Luther et la Bible
La fin du Moyen Âge est marquée par la crainte du Jugement dernier. Luther ressent cette peur avec une grande intensité. Cependant sa lecture de la Bible va lui ouvrir un nouveau chemin
Conscients de ses capacités intellectuelles, ses supérieurs lui ont confié l’enseignement des Écritures. Il passe donc beaucoup de temps à étudier les textes. Un jour entre 1513 et 1518, ce verset retient son attention : « Le juste vivra par la foi » (épître aux Romains 1.17). Son salut ne dépend pas de lui : cette révélation le libère. Dans une lettre du 31 mars 1518, il confie à son confesseur Staupitz : « J’enseigne maintenant que les hommes doivent mettre leur confiance uniquement en Jésus-Christ, et non dans leurs prières, leurs mérites ou leurs bonnes œuvres. »
Justifier par sa foi
Une trentaine d’années plus tard, il gardera le souvenir de cette expérience fondatrice : « Pendant que je méditais, nuit et jour, et que j’examinais l’enchaînement de ces mots : “La justice de Dieu est révélée dans l’Évangile, comme il est écrit : ‘le juste vivra par la foi’‘ je commençais à comprendre que la justice de Dieu signifie ici la justice que Dieu donne et par laquelle le juste vit, s’il a la foi ».

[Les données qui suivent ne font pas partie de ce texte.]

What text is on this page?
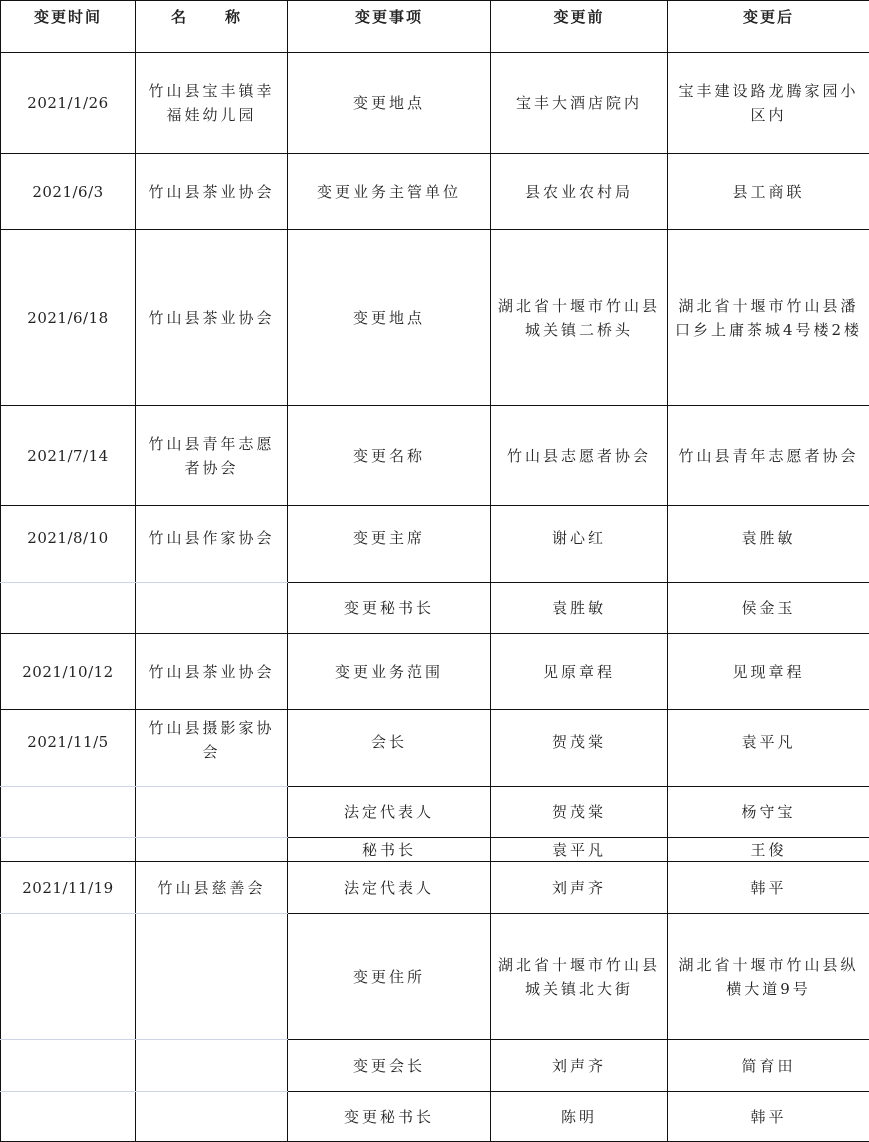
变更时间	名　称	变更事项	变更前	变更后
2021/1/26	竹山县宝丰镇幸福娃幼儿园	变更地点	宝丰大酒店院内	宝丰建设路龙腾家园小区内
2021/6/3	竹山县茶业协会	变更业务主管单位	县农业农村局	县工商联
2021/6/18	竹山县茶业协会	变更地点	湖北省十堰市竹山县城关镇二桥头	湖北省十堰市竹山县潘口乡上庸茶城4号楼2楼
2021/7/14	竹山县青年志愿者协会	变更名称	竹山县志愿者协会	竹山县青年志愿者协会
2021/8/10	竹山县作家协会	变更主席	谢心红	袁胜敏
		变更秘书长	袁胜敏	侯金玉
2021/10/12	竹山县茶业协会	变更业务范围	见原章程	见现章程
2021/11/5	竹山县摄影家协会	会长	贺茂棠	袁平凡
		法定代表人	贺茂棠	杨守宝
		秘书长	袁平凡	王俊
2021/11/19	竹山县慈善会	法定代表人	刘声齐	韩平
		变更住所	湖北省十堰市竹山县城关镇北大街	湖北省十堰市竹山县纵横大道9号
		变更会长	刘声齐	简育田
		变更秘书长	陈明	韩平
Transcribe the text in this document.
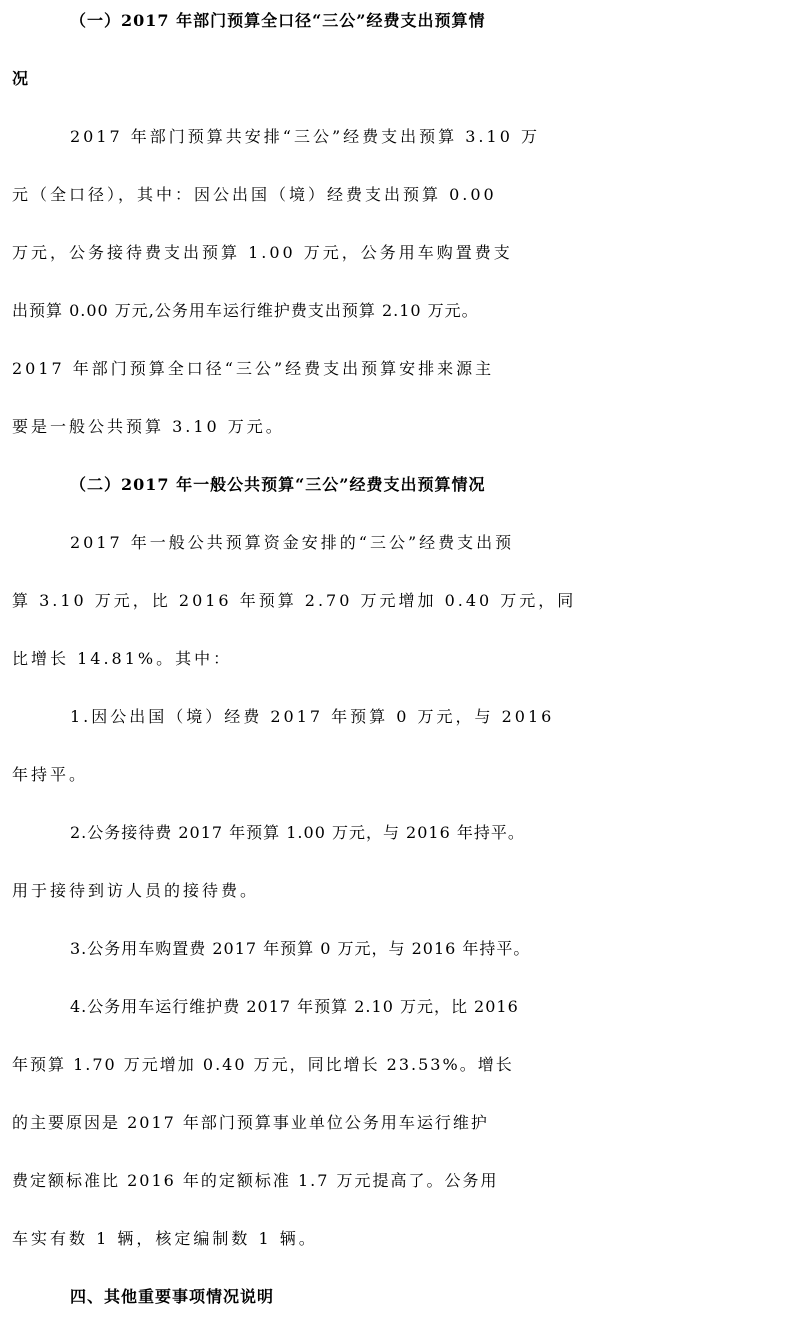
（一）2017 年部门预算全口径“三公”经费支出预算情
况
2017 年部门预算共安排“三公”经费支出预算 3.10 万
元（全口径），其中：因公出国（境）经费支出预算 0.00
万元，公务接待费支出预算 1.00 万元，公务用车购置费支
出预算 0.00 万元,公务用车运行维护费支出预算 2.10 万元。
2017 年部门预算全口径“三公”经费支出预算安排来源主
要是一般公共预算 3.10 万元。
（二）2017 年一般公共预算“三公”经费支出预算情况
2017 年一般公共预算资金安排的“三公”经费支出预
算 3.10 万元，比 2016 年预算 2.70 万元增加 0.40 万元，同
比增长 14.81%。其中：
1.因公出国（境）经费 2017 年预算 0 万元，与 2016
年持平。
2.公务接待费 2017 年预算 1.00 万元，与 2016 年持平。
用于接待到访人员的接待费。
3.公务用车购置费 2017 年预算 0 万元，与 2016 年持平。
4.公务用车运行维护费 2017 年预算 2.10 万元，比 2016
年预算 1.70 万元增加 0.40 万元，同比增长 23.53%。增长
的主要原因是 2017 年部门预算事业单位公务用车运行维护
费定额标准比 2016 年的定额标准 1.7 万元提高了。公务用
车实有数 1 辆，核定编制数 1 辆。
四、其他重要事项情况说明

Il ne faudrait pas voir dans le sola scriptura (par l’écriture seule) l’unique principe de la Réforme luthérienne : il n’est ni le seul, ni même le premier. On ne peut le dissocier de deux autres : le sola gratia (par la grâce seule) et le sola fide (par la foi seule). Et s’il fallait n’en privilégier qu’un, il serait plus juste de retenir le sola gratia, que Luther prend comme clef herméneutique, c’est-à-dire comme la clef qui permet d’interpréter toute l’Écriture. Ainsi, Luther ne met pas tous les textes bibliques sur le même plan, car certains parlent plus directement du Christ, cette parole de Dieu adressée à l’humanité.
La Bible pour tous
Au même titre que les sacrements, la prédication offre au croyant cette parole de vie qui lui permet de ne pas rester enfermé sur lui-même. C’est le salut extra nos, un salut qui vient d’un Autre : de Dieu.

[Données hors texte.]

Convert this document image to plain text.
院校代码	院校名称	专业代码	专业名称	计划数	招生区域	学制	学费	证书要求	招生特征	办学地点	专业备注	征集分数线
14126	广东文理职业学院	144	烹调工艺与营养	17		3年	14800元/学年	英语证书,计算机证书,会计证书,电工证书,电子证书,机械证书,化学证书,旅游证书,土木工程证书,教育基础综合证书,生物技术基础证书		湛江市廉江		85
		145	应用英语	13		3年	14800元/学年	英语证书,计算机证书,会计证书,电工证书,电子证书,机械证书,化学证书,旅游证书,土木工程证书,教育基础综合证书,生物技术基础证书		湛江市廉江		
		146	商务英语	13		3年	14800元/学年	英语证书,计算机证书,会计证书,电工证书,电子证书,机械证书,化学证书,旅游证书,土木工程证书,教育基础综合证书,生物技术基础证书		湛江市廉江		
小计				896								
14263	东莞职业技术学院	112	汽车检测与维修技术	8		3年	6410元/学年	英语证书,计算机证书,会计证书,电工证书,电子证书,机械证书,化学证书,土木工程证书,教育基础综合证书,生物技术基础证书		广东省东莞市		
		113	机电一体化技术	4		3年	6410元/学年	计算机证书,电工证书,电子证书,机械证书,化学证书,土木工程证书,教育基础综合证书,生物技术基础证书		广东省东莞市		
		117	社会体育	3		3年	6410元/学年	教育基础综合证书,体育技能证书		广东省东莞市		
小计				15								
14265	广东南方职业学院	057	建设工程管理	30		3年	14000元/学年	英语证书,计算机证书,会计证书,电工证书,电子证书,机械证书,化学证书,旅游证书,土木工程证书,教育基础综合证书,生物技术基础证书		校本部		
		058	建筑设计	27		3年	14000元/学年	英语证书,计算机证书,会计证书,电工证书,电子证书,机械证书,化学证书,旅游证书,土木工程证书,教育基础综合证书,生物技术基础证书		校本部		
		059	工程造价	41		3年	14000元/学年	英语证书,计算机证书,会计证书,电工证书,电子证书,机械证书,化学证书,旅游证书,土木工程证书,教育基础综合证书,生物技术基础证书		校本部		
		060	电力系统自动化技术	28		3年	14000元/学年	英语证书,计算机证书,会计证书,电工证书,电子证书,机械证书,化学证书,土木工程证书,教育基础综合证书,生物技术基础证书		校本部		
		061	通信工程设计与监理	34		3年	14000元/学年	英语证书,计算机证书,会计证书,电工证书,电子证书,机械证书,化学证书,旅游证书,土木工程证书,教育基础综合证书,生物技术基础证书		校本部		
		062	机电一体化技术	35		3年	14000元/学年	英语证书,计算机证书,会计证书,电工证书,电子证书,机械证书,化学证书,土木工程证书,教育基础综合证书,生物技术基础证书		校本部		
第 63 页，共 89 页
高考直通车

Mais Luther comprend qu’il ne pourra réformer l’Église que si la Bible est lue par l’ensemble du peuple chrétien. À l’époque, les populations de l’espace germanique parlent divers dialectes. Lorsqu’en 1521 il est mis en sécurité par Frédéric le sage dans le château de la Wartburg, il s’attelle à la traduction du Nouveau Testament en forgeant une langue pouvant être comprise par tous. Il considère comment parlent la mère de famille, les enfants dans les rues, l’homme du commun sur les marchés et en utilisant leurs mots pour qu’ils comprennent et voient que l’on parle allemand avec eux (Lettre sur l’art de traduire).
Le Nouveau Testament est traduit en dix mois et publié en 1522. Douze ans plus tard, en 1534, Luther arrive à bout de l’Ancien Testament. Grâce à l’imprimerie, la Bible complète est désormais à la disposition du plus grand nombre. Par la beauté et la vigueur de ses images, ce monument de la littérature a facilité l’unification de la langue allemande.